The next step is to configure the user, who will finally access the machine over SSH. Whose login information will be deposited in the Enterprise Manager later. Therefore the access from the OEM server should be possible.

I’ve gone the easy way and installed Cygwin directly with the domain Oracle DBA User with administrative permissions. By doing this the user is already implemented. If you want to add another domain user enter the following code in the Cygwin command window:

/bin/mkpasswd -d -u oracle_dba >> /etc/passwd

mkdir -p /home/oracle_dba

chown oracle_dba /home/oracle_dba

For a local user –l instead of –d.

This is the step where you can work on the /etc/passwd and delete all unnecessary user and limit the access for Cygwin itself on a minimum. For that you have to backup C:\cygwin\etc\passwd and edit it directly or over Cygwin command line with vi /etc/passwd.

In every case you have to enter following code:

chown oracle_dba /var/log/sshd.log

chown -R oracle_dba /var/empty

chown oracle_dba /etc/ssh*

chmod 755 /var/empty

chmod 644 /var/log/sshd.log

Depending on the version sshd.log doesn’t exist, which is negligible.

After saving C:\cygwin\etc\sshd_config you have to add the following line in sshd_config folgende at the end:

KexAlgorithms diffie-hellman-group-exchange-sha1,diffie-hellman-group1-sha1

Hint: The file is much better readable with WordPad.

Change the Log On for the CYGWIN sshd service according to your access user. Services.msc > CYGWIN sshd > Properties > Log On

When the service starts properly you can test the access directly over the OEM server:

oracle@oem12c[DBOEM12C]% ssh -l oracle_dba flowers ‘date’

oracle_dba@flowers’s password:

Fri Dec 12 23:34:56 WEST 2014

After password prompt the date should show up. The SSH access works!

Agent deploy

Now to the real cause of our work: Agent Deploy.

Setup > Add Target > Add Targets Manually > Add Host Targets > Add Host …

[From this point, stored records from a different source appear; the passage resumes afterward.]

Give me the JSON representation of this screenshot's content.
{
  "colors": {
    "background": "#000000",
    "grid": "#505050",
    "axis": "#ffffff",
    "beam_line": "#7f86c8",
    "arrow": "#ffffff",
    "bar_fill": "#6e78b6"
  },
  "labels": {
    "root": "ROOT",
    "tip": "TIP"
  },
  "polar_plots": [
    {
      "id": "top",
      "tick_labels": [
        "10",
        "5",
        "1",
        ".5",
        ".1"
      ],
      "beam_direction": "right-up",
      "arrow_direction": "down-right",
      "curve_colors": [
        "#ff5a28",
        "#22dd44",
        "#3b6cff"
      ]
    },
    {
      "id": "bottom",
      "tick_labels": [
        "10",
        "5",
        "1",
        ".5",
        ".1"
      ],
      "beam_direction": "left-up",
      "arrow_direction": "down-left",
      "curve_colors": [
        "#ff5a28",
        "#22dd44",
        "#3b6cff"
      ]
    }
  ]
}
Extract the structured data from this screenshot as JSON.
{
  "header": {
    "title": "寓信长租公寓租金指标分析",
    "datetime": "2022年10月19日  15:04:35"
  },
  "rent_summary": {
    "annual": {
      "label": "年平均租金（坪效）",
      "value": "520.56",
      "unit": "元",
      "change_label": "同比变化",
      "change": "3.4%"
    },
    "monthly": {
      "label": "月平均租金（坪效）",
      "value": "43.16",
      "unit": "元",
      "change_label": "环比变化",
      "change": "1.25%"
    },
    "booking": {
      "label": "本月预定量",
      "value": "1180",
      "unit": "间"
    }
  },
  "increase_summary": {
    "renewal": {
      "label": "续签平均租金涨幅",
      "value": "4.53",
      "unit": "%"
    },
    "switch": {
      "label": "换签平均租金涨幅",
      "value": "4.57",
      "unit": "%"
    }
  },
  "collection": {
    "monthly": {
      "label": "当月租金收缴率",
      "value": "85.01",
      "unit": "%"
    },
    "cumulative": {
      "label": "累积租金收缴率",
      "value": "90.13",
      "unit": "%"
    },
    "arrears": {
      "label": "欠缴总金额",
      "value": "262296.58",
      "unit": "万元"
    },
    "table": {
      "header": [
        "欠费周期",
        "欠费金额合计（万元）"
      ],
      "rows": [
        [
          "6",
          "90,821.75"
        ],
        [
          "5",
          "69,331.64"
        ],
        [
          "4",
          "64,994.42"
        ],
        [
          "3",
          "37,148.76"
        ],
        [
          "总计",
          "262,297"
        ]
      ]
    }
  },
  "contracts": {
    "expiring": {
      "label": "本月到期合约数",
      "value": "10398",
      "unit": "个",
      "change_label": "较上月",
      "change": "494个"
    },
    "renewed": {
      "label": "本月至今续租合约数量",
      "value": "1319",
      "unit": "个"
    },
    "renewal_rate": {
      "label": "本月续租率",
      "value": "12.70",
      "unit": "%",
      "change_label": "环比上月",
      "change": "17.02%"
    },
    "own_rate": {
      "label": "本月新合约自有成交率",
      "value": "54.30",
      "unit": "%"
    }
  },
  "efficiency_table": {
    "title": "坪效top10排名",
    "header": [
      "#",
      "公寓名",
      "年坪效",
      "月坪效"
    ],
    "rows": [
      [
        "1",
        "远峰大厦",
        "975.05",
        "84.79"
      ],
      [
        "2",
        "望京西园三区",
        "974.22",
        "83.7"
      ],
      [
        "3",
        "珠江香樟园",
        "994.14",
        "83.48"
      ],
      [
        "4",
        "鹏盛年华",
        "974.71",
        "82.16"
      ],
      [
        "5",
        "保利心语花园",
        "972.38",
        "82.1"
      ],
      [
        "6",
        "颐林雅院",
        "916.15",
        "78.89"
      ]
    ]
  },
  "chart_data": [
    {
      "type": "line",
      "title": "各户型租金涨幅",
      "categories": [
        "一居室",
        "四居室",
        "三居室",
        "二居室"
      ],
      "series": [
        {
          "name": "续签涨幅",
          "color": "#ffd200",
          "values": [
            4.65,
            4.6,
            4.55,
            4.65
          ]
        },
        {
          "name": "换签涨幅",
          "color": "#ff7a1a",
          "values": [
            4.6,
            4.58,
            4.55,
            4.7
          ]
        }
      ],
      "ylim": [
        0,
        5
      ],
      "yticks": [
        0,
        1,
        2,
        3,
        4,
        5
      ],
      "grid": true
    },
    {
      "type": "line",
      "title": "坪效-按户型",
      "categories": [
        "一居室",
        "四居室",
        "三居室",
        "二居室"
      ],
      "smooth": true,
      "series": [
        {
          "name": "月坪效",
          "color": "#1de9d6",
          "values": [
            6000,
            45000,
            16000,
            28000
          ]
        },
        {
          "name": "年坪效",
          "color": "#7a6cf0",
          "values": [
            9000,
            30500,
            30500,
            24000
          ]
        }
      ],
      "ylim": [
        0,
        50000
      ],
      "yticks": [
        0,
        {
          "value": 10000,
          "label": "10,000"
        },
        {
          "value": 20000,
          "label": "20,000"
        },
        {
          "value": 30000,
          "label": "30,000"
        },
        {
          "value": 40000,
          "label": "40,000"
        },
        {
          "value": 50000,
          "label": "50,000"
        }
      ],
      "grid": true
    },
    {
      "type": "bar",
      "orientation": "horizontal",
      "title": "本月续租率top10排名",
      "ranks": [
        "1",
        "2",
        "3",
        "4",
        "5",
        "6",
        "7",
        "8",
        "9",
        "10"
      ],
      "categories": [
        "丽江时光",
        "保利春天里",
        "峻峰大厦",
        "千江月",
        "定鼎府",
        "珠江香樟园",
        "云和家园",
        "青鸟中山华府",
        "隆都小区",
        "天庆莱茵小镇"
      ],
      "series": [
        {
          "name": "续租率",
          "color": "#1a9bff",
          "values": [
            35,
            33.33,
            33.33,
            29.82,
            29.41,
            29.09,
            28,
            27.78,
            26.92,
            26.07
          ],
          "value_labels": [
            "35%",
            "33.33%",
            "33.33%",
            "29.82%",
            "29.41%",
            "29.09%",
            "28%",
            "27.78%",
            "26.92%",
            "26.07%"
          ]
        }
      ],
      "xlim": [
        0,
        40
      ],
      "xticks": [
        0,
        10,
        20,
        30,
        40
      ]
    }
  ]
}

Specify Host and Plattform > Next

IMPORTANT: Here it depends on the Named Credentials. Lower and Upper Case will be considered. The login information must be similar to the data deposited in the passwd (C:\cygwin\etc\passwd). You can freely choose the Installation Base Directory and the Instance Directory will be added automatically.
 

Deploy Agent

Congratulations!

Cygwin completely uninstalling

At the end a roll backwards. If you want to delete Cygwin start the setup.exe. Run through the setup until you reach the package selection and click next to All until Uninstall appears, Next, Next, Finish.

Unfortunately a rest of files lefts over. To clean that enter following commands:

C:\> takeown /f C:\cygwin /r /d y

C:\> icacls C:\cygwin /t /grant everyone:F

C:\> sc \\localhost delete sshd

Now you’re able to delete the Cygwin folder. The last crumbs are the local user cyg_server and sshd plus two registry entries under HKEY_CURRENT_USER\Software\Cygwin and HKEY_LOCAL_MACHINE\SOFTWARE\Cygwin, which you can safely delete.